From aggregators and social networking sites to online review platforms and mobile apps, job seekers have more channels than ever to identify and evaluate potential employers. Yet, even amid an increasing array of options, it’s the corporate career website that remains the most valued channel for researching an employer.
Much of the value is derived from the career website’s role as the main hub for the organization’s employer brand. Today’s sophisticated job seekers, whether they are active or passive, want an in-depth understanding of what it’s like to work at a company before they decide to apply. In response, most enterprise employers offer a robust career website experience, complete with in-depth content in varying formats for segmented audiences and opportunities to stay in touch until a relevant job opening becomes available. But that’s just for starters. As we’ve witnessed over the past few years, the rapid evolution of online consumer experiences has created an entirely new set of expectations for corporate career website best practices.
Geolocation—just the beginning
Our industry’s initial focus when delving into career website personalization was on the use of geolocation. More specifically, talent acquisition leveraged the practice to ensure that their career websites instantly recognized the visitor’s location and served up matching jobs.

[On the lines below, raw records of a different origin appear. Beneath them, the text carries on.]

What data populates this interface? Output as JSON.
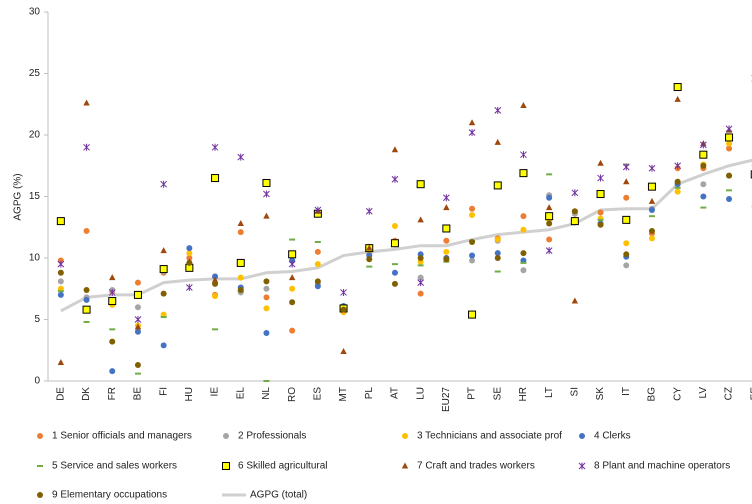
{
  "chart_data": {
    "type": "scatter",
    "y_label": "AGPG (%)",
    "categories": [
      "DE",
      "DK",
      "FR",
      "BE",
      "FI",
      "HU",
      "IE",
      "EL",
      "NL",
      "RO",
      "ES",
      "MT",
      "PL",
      "AT",
      "LU",
      "EU27",
      "PT",
      "SE",
      "HR",
      "LT",
      "SI",
      "SK",
      "IT",
      "BG",
      "CY",
      "LV",
      "CZ",
      "EE"
    ],
    "ylim": [
      0,
      30
    ],
    "yticks": [
      0,
      5,
      10,
      15,
      20,
      25,
      30
    ],
    "series": [
      {
        "name": "1 Senior officials and managers",
        "color": "#ed7d31",
        "marker": "circle",
        "values": [
          9.8,
          12.2,
          7.3,
          8.0,
          8.8,
          10.0,
          7.0,
          12.1,
          6.8,
          4.1,
          10.5,
          5.6,
          10.9,
          11.4,
          7.1,
          11.4,
          14.0,
          11.6,
          13.4,
          11.5,
          13.6,
          13.7,
          14.9,
          12.0,
          17.3,
          17.3,
          18.9,
          17.5
        ]
      },
      {
        "name": "2 Professionals",
        "color": "#a5a5a5",
        "marker": "circle",
        "values": [
          8.1,
          6.8,
          7.4,
          6.0,
          8.9,
          9.5,
          8.5,
          7.2,
          7.5,
          9.8,
          7.9,
          5.9,
          10.3,
          11.1,
          8.4,
          10.0,
          9.8,
          11.4,
          9.0,
          15.1,
          13.6,
          12.8,
          9.4,
          14.0,
          16.1,
          16.0,
          16.7,
          17.0
        ]
      },
      {
        "name": "3 Technicians and associate prof",
        "color": "#ffc000",
        "marker": "circle",
        "values": [
          7.5,
          6.6,
          6.2,
          4.5,
          5.4,
          10.4,
          6.9,
          8.4,
          5.9,
          7.5,
          9.5,
          5.6,
          10.6,
          12.6,
          9.7,
          10.5,
          13.5,
          11.5,
          12.3,
          13.1,
          13.0,
          13.2,
          11.2,
          11.6,
          15.4,
          17.6,
          19.3,
          17.0
        ]
      },
      {
        "name": "4 Clerks",
        "color": "#4472c4",
        "marker": "circle",
        "values": [
          7.0,
          6.6,
          0.8,
          4.0,
          2.9,
          10.8,
          8.5,
          7.6,
          3.9,
          9.8,
          7.7,
          6.1,
          10.2,
          8.8,
          10.3,
          10.0,
          10.2,
          10.4,
          9.8,
          14.9,
          12.9,
          12.8,
          10.1,
          13.9,
          16.0,
          15.0,
          14.8,
          16.5
        ]
      },
      {
        "name": "5 Service and sales workers",
        "color": "#70ad47",
        "marker": "dash",
        "values": [
          7.3,
          4.8,
          4.2,
          0.6,
          5.2,
          9.5,
          4.2,
          7.3,
          0.0,
          11.5,
          11.3,
          5.9,
          9.3,
          9.5,
          9.4,
          9.7,
          11.4,
          8.9,
          9.6,
          16.8,
          13.8,
          13.1,
          17.6,
          13.4,
          15.7,
          14.1,
          15.5,
          14.2
        ]
      },
      {
        "name": "6 Skilled agricultural",
        "color": "#ffff00",
        "marker": "square",
        "values": [
          13.0,
          5.8,
          6.5,
          7.0,
          9.1,
          9.2,
          16.5,
          9.6,
          16.1,
          10.3,
          13.6,
          5.9,
          10.8,
          11.2,
          16.0,
          12.4,
          5.4,
          15.9,
          16.9,
          13.4,
          13.0,
          15.2,
          13.1,
          15.8,
          23.9,
          18.4,
          19.8,
          16.8
        ]
      },
      {
        "name": "7 Craft and trades workers",
        "color": "#9e480e",
        "marker": "triangle",
        "values": [
          1.5,
          22.6,
          8.4,
          4.4,
          10.6,
          9.7,
          8.2,
          12.8,
          13.4,
          8.4,
          13.8,
          2.4,
          10.8,
          18.8,
          13.1,
          14.1,
          21.0,
          19.4,
          22.4,
          14.1,
          6.5,
          17.7,
          16.2,
          14.6,
          22.9,
          19.3,
          20.4,
          18.0
        ]
      },
      {
        "name": "8 Plant and machine operators",
        "color": "#7030a0",
        "marker": "star",
        "values": [
          9.5,
          19.0,
          7.2,
          5.0,
          16.0,
          7.6,
          19.0,
          18.2,
          15.2,
          9.5,
          13.9,
          7.2,
          13.8,
          16.4,
          8.0,
          14.9,
          20.2,
          22.0,
          18.4,
          10.6,
          15.3,
          16.5,
          17.4,
          17.3,
          17.5,
          19.2,
          20.5,
          24.6
        ]
      },
      {
        "name": "9 Elementary  occupations",
        "color": "#806000",
        "marker": "circle",
        "values": [
          8.8,
          7.4,
          3.2,
          1.3,
          7.1,
          9.6,
          7.9,
          7.4,
          8.1,
          6.4,
          8.1,
          5.8,
          9.9,
          7.9,
          10.0,
          9.9,
          11.3,
          10.0,
          10.4,
          12.8,
          13.8,
          12.7,
          10.3,
          12.2,
          16.2,
          17.5,
          16.7,
          17.0
        ]
      },
      {
        "name": "AGPG (total)",
        "color": "#d0d0d0",
        "marker": "line",
        "values": [
          5.7,
          6.8,
          7.0,
          7.0,
          8.0,
          8.2,
          8.3,
          8.3,
          8.8,
          8.9,
          9.2,
          10.2,
          10.5,
          10.7,
          11.0,
          11.0,
          11.5,
          11.9,
          12.1,
          12.3,
          12.8,
          13.9,
          14.0,
          14.0,
          16.0,
          16.8,
          17.5,
          18.0
        ]
      }
    ]
  }
}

But automated location-specific job results merely represent the baseline of a personalized candidate experience. Soon, more and more corporate career websites will be able to “understand” individual job seekers through a combination of user-supplied information and automation, whereby algorithms will determine, based on the user’s behavior, the jobs and content that should be presented.
Leveraging user-supplied information to advance career website personalization
As an initial step, organizations can embed tag-based criteria into the job search functionality, encouraging visitors to provide details regarding their discipline, skills, experience level and current job title, so that both jobs and content can be customized to the individual. Greater value is realized when these features and functions are also personalized to the organization’s hiring needs. For example, let’s say someone visits the site and indicates she has a sales background. But the organization only hires individuals with solutions selling experience—the tagging system should be mapped accordingly so that the visitor can either identify that as another skill she possesses or self-select out because she now understands that her background isn’t a fit with the job requirements.
Building in AI-driven matching and recommendation capabilities
Just as we’ve seen on the consumer side, AI and automation are opening up entirely new possibilities for the corporate career website experience by doing the heavy lifting to connect the dots between what job seekers and companies have to offer one another.
In these instances, algorithms can be developed to “observe” behaviors and learn from the related outcomes. To illustrate, the career website would know when a visitor has joined a talent community, allowing relevant jobs and content to be displayed even if that visitor hasn’t provided any details about his background. Alternatively, AI can help determine if an individual isn’t qualified for a job he’s reviewing and “nudge” him in the direction of better alternatives.
Chatbots can also be integrated into the career website experience for further personalization, such as recognizing when visitors are already connected to the organization because they completed the hiring process as “silver medalists.” Instead of treating these candidates like strangers, a chatbot can immediately convey that a highly valued relationship already exists.
Creating stronger connections for better talent outcomes
The evolution of applying personalization to career website functionality for hyper-customized candidate experiences is well underway. In my view, this offers truly exciting opportunities for talent acquisition teams that not only want to keep up with, but continually surpass, job seeker expectations with the ultimate goal of creating stronger candidate connections for better talent outcomes.